Barrow (Ditch barrow), Ballynagranagh, Co. Limerick
Co. Limerick |
Barrows
A prehistoric burial mound that appears on no historical map, cannot be seen from the ground, and only revealed itself to human eyes for the first time in 1986, from an aeroplane, is an unusual thing to know about.
This ditch barrow in Ballynagranagh, County Limerick, is exactly that kind of site: present but invisible, registered in the archaeological record not through any physical feature you could stumble upon, but through a faint circular cropmark caught by camera on a single aerial survey.
The monument sits on a gentle south-westerly facing slope in improved pasture, 72 metres east of the townland boundary with Portboy, which also follows a watercourse draining south-east into the Ballynamona River. It is the southernmost of five contiguous barrows, a ditch barrow being a round burial monument defined by a surrounding ditch rather than a prominent earthen mound, arranged roughly north-west to south-east along the crest of a long ridge, with gaps of between 7 and 24 metres separating each one. The group was identified through the Bruff aerial photographic survey of 1986, recorded as reference Bruff 291.05, AP 4/3609. Cropmarks form when buried features such as ditches or banks affect how surface vegetation grows, producing subtle differences in colour or height that become legible only from above, and usually only in dry conditions when the contrast is sharpest. The monument does not appear on any Ordnance Survey Ireland historic mapping, and subsequent orthoimagery taken between 2005 and 2013, as well as a Google Earth image from September 2020, shows nothing. That single 1986 photograph remains the primary evidence that it is there at all. The record was compiled by Alison McQueen and Vera Rahilly and uploaded to the national monuments database in November 2020.

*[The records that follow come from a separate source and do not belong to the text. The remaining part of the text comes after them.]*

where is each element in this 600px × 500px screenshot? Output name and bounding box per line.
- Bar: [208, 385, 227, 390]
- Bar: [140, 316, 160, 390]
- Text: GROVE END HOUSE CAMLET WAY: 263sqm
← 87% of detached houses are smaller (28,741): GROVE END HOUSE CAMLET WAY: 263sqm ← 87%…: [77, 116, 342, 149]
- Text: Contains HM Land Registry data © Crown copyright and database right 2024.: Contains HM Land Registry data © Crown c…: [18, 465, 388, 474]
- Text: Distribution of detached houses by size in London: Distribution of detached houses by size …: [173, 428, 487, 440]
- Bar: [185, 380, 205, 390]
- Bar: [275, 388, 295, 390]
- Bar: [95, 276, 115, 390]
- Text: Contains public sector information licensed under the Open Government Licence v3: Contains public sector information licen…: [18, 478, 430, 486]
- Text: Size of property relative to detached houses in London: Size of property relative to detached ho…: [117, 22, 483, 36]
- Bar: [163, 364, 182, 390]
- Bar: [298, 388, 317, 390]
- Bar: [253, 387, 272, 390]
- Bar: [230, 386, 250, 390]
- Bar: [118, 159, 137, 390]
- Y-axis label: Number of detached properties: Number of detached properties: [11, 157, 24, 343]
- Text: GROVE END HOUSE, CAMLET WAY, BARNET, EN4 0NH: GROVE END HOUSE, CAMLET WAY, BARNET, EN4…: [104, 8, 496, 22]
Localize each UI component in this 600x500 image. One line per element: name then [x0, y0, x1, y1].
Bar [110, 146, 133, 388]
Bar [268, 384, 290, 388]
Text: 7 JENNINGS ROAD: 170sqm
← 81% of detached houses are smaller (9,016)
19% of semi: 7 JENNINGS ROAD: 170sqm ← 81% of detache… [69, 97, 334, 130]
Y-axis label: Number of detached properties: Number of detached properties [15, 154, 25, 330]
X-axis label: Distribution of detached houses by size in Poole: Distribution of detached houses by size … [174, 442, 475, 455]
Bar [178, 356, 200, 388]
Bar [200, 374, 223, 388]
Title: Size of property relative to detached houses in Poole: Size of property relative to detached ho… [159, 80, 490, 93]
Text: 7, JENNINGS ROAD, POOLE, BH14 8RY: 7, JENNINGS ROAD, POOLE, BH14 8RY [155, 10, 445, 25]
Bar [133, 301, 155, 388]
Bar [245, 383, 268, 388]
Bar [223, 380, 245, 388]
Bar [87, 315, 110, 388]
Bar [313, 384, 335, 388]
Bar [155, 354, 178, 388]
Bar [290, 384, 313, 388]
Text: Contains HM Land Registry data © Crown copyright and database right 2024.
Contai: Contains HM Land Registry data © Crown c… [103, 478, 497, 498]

There is nothing to see at this site in the conventional sense. The pasture has been improved over time, smoothing out whatever slight earthwork might once have existed, and the barrow registers only as an absence in aerial conditions that may not recur in any predictable way. For anyone interested in finding the ridge itself, the townland boundary with Portboy provides a useful orientation point, and the watercourse running south-east toward the Ballynamona River marks the western edge of the area. The other four barrows in the group extend northward along the same ridge. What makes this cluster worth knowing about is less what you can observe on the ground than what it suggests: a deliberate arrangement of burial monuments along a prominent landform, a landscape of the dead that has spent centuries hiding in plain sight beneath ordinary farmland.